Attack on false alarms

Published:  02 March, 2016

A new range of optical smoke, heat and multi detectors has been launched to great fanfare – so what is all the fuss about? Jose Sanchez de Muniain takes a close look at the Soteria collection.

Now finally available after a long soft-launch period, Soteria is described as ‘the next generation in fire recognition technology’ and one which has been developed to improve detection, reduce false alarms and deliver improved reliability.

Soteria has been designed and manufactured by Apollo Fire Detectors, a company based in Portsmouth, UK and one of the largest manufacturers of fire detection solutions for commercial and industrial applications. With offices in the US, China, Germany and a network of partners and distributors, its devices can be found in places such as the Statue of Liberty, New York, the Royal Albert Hall, London and the Kremlin, Moscow to name a few.

The main drivers for the Soteria range are false alarms which, according to Apollo’s own literature, cost in the UK alone around £1 billion (US$1.5 billion) through missed sales and increased charges by first responders.

Apollo estimates that 19.5% of these false alarms are caused by contaminants; 35% by system issues; and 45% by human actions. It is this 19.5% of contaminants that Soteria has been designed to address, and which is mainly constituted by dust (51%) and steam (24%).

Soteria’s innovation resides in a number of redesigns that have been collectively named Purelight Sensing Technology. One of the most significant is a new air inlet in a serpentine shape that provides a complex pathway to the detector, reducing the amount of dust that gets in whilst enabling smoke to quickly reach the detector.

The inside of the new chamber contains an optical sensor consisting of a high-intensity infra-red LED and a sensitive photo detector, as Phil Watson, senior technical specialist at Apollo, explains: ‘We use new cone technology to prevent any light from scattering anywhere we don’t want it. This means inside the chamber there is a very dark, well-controlled stable environment. The result is that when we get dust building inside the detector – and there will be some of that over the years – it has less effect on the detector, so it will last longer and be more reliable.’

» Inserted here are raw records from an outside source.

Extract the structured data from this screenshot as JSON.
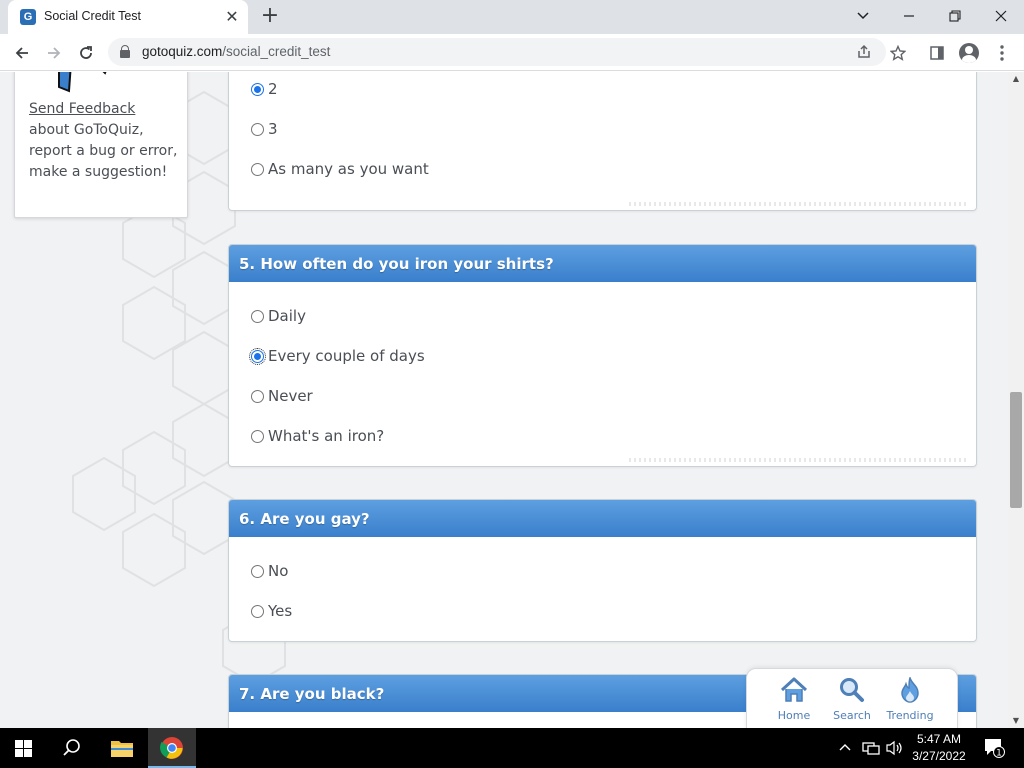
{
  "browser": {
    "tab_title": "Social Credit Test",
    "tab_favicon": "G",
    "close_glyph": "✕",
    "new_tab_glyph": "+",
    "url_domain": "gotoquiz.com",
    "url_path": "/social_credit_test"
  },
  "sidebar": {
    "feedback_link": "Send Feedback",
    "feedback_text": " about GoToQuiz, report a bug or error, make a suggestion!"
  },
  "questions": [
    {
      "title": "",
      "options": [
        {
          "label": "2",
          "checked": true
        },
        {
          "label": "3",
          "checked": false
        },
        {
          "label": "As many as you want",
          "checked": false
        }
      ]
    },
    {
      "title": "5. How often do you iron your shirts?",
      "options": [
        {
          "label": "Daily",
          "checked": false
        },
        {
          "label": "Every couple of days",
          "checked": true
        },
        {
          "label": "Never",
          "checked": false
        },
        {
          "label": "What's an iron?",
          "checked": false
        }
      ]
    },
    {
      "title": "6. Are you gay?",
      "options": [
        {
          "label": "No",
          "checked": false
        },
        {
          "label": "Yes",
          "checked": false
        }
      ]
    },
    {
      "title": "7. Are you black?",
      "options": []
    }
  ],
  "bottom_nav": {
    "home": "Home",
    "search": "Search",
    "trending": "Trending"
  },
  "taskbar": {
    "time": "5:47 AM",
    "date": "3/27/2022",
    "notification_count": "1"
  },
  "colors": {
    "question_header_top": "#5d9fe0",
    "question_header_bottom": "#3a7fcc",
    "nav_icon": "#4e7fb6",
    "radio_checked": "#1a73e8"
  }
}
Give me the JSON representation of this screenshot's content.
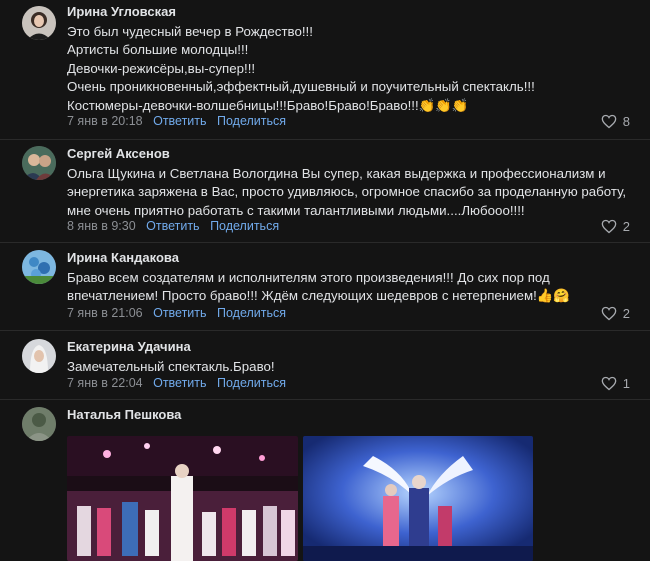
{
  "comments": [
    {
      "author": "Ирина Угловская",
      "lines": [
        "Это был чудесный вечер в Рождество!!!",
        "Артисты большие молодцы!!!",
        "Девочки-режисёры,вы-супер!!!",
        "Очень проникновенный,эффектный,душевный и поучительный спектакль!!!",
        "Костюмеры-девочки-волшебницы!!!Браво!Браво!Браво!!!👏👏👏"
      ],
      "date": "7 янв в 20:18",
      "reply": "Ответить",
      "share": "Поделиться",
      "likes": "8"
    },
    {
      "author": "Сергей Аксенов",
      "lines": [
        "Ольга Щукина и Светлана Вологдина Вы супер, какая выдержка и профессионализм и",
        "энергетика заряжена в Вас, просто удивляюсь, огромное спасибо за проделанную работу,",
        "мне очень приятно работать с такими талантливыми людьми....Любооо!!!!"
      ],
      "date": "8 янв в 9:30",
      "reply": "Ответить",
      "share": "Поделиться",
      "likes": "2"
    },
    {
      "author": "Ирина Кандакова",
      "lines": [
        "Браво всем создателям и исполнителям этого произведения!!! До сих пор под",
        "впечатлением! Просто браво!!! Ждём следующих шедевров с нетерпением!👍🤗"
      ],
      "date": "7 янв в 21:06",
      "reply": "Ответить",
      "share": "Поделиться",
      "likes": "2"
    },
    {
      "author": "Екатерина Удачина",
      "lines": [
        "Замечательный спектакль.Браво!"
      ],
      "date": "7 янв в 22:04",
      "reply": "Ответить",
      "share": "Поделиться",
      "likes": "1"
    },
    {
      "author": "Наталья Пешкова",
      "lines": [],
      "date": "",
      "reply": "",
      "share": "",
      "likes": ""
    }
  ],
  "colors": {
    "background": "#141414",
    "link": "#71aaeb",
    "meta": "#8c8f94",
    "text": "#e1e3e6"
  },
  "icons": {
    "like": "heart-outline-icon"
  }
}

Coupled with the hardware is a sophisticated algorithm that provides transient rejection and compensation for drift, whilst maintaining accurate sensitivity. The sensitivity mode is selected at the fire control panel, which in turn also dictates the minimum time to alarm.

Notwithstanding these changes the three Soteria detectors are compatible with existing bases and the XP95 and Discovery protocols, as well as its latest enhanced protocol, called Coreprotocol. The latter was recently introduced to provide significantly more loop power and devices – 504 Soteria device addresses and 2,048 addresses for other devices – as well as greater overall control through last-event logs; access to sensor values for building management systems (eg to control temperature control and ventilation systems); and future data-transfer capabilities.

Considering the radical design enhancements of the air inlet and detection chamber it is perhaps unsurprising that Apollo has taken the opportunity to make a number of other changes too. 

First is an easy-fit base, which means the lower-profile detectors can be quickly mounted. Next is a quick-test mode that enables testing in only four seconds, as opposed to 40 seconds traditional test time. And lastly, an integrated isolator in the head of the detector as opposed to the loop, which enables a quicker installation while providing higher protection for the loop itself.

‘An evolution in fire detection starts now’ is one of the catchy marketing slogans being used for Soteria. It might sound somewhat aspirational but, considering what Apollo has served, on the whole it could be rather apt.